The device consists of a 2-dimensional array of millimeter-scale sensor-actuator elements, covered by a flexible and crush-resistant display layer. It senses forces applied by the user and actuates to change its topography in response. It can mimic the markings, topography, and responses of an ordinary keyboard or other familiar controls, and can interact in ways which are entirely new.

This control panel would allow arbitrary layouts, where keys and other control elements can take on any size, shape, position, or meaning. Not only could the layout change with user context, software could change the layout dynamically; for example, a game could change part of the control set when the player changes vehicles or weapons.

The panel would improve interactions with ordinary key elements. Some examples: key markings could change according to modifier keys; lock keys could stay depressed while engaged, and pop up when disengaged; modifier keys could respond to a harder press by locking and staying down; key repeats could be reported by pulsing toward the user; repeat rate could be controlled by how hard the user presses; a disallowed key could vibrate when pressed and/or refuse to depress; pressing and moving sideways could reveal related symbols; and so on.

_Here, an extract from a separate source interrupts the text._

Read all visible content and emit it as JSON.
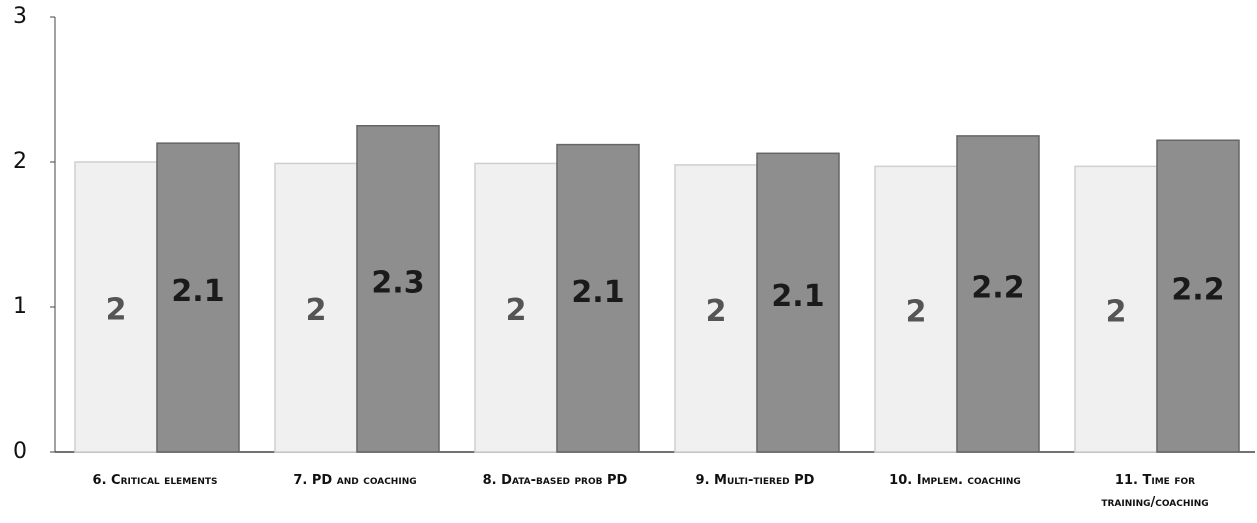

A control element could emulate a touchpad, also with more varied interaction. One potentially useful new behavior would be when a drag-and-drop operation fails by landing on an unacceptable destination, the drag button could refuse to unpress, requiring the user to repress and redrag.

The panel could improve interactions for impaired users. For example, trembling and wandering fingers could be tracked and accounted for. If the resolution is high enough, controls could have braille markings.

Independent meaning could be assigned to gestures that span multiple control elements. The meaning could be unrelated to the spanned controls (like Opera's mouse gestures), or dependent on them (like Android's unlock screen). Spanning gestures could be used to move/resize the "viewport" to a larger virtual control panel (like those old scrolling virtual desktops), which could, for example, allow a small laptop to have a virtual keyboard large enough to include a numberpad. A touchpad control could expand as-needed when you reach the edge too soon.

This device would also allow entirely new interaction paradigms. Think of what this could do for your favorite map editor. Or for a blind person. It could do surprising things like mimic surface tension by following your finger out for a short distance when you lift it away. Imagine experiencing that interaction with your fingertip. Now imagine it with your whole hand. That particular behavior might be more creepy than useful, but there is a flexibility here that will allow interfaces we really can't imagine until we start making them.

The computational needs for immediate responses would require an embedded mobile GPU, which would also manage communicating with software on the computer. It would emulate a standard keyboard as a fallback, and could potentially function independently with its own apps.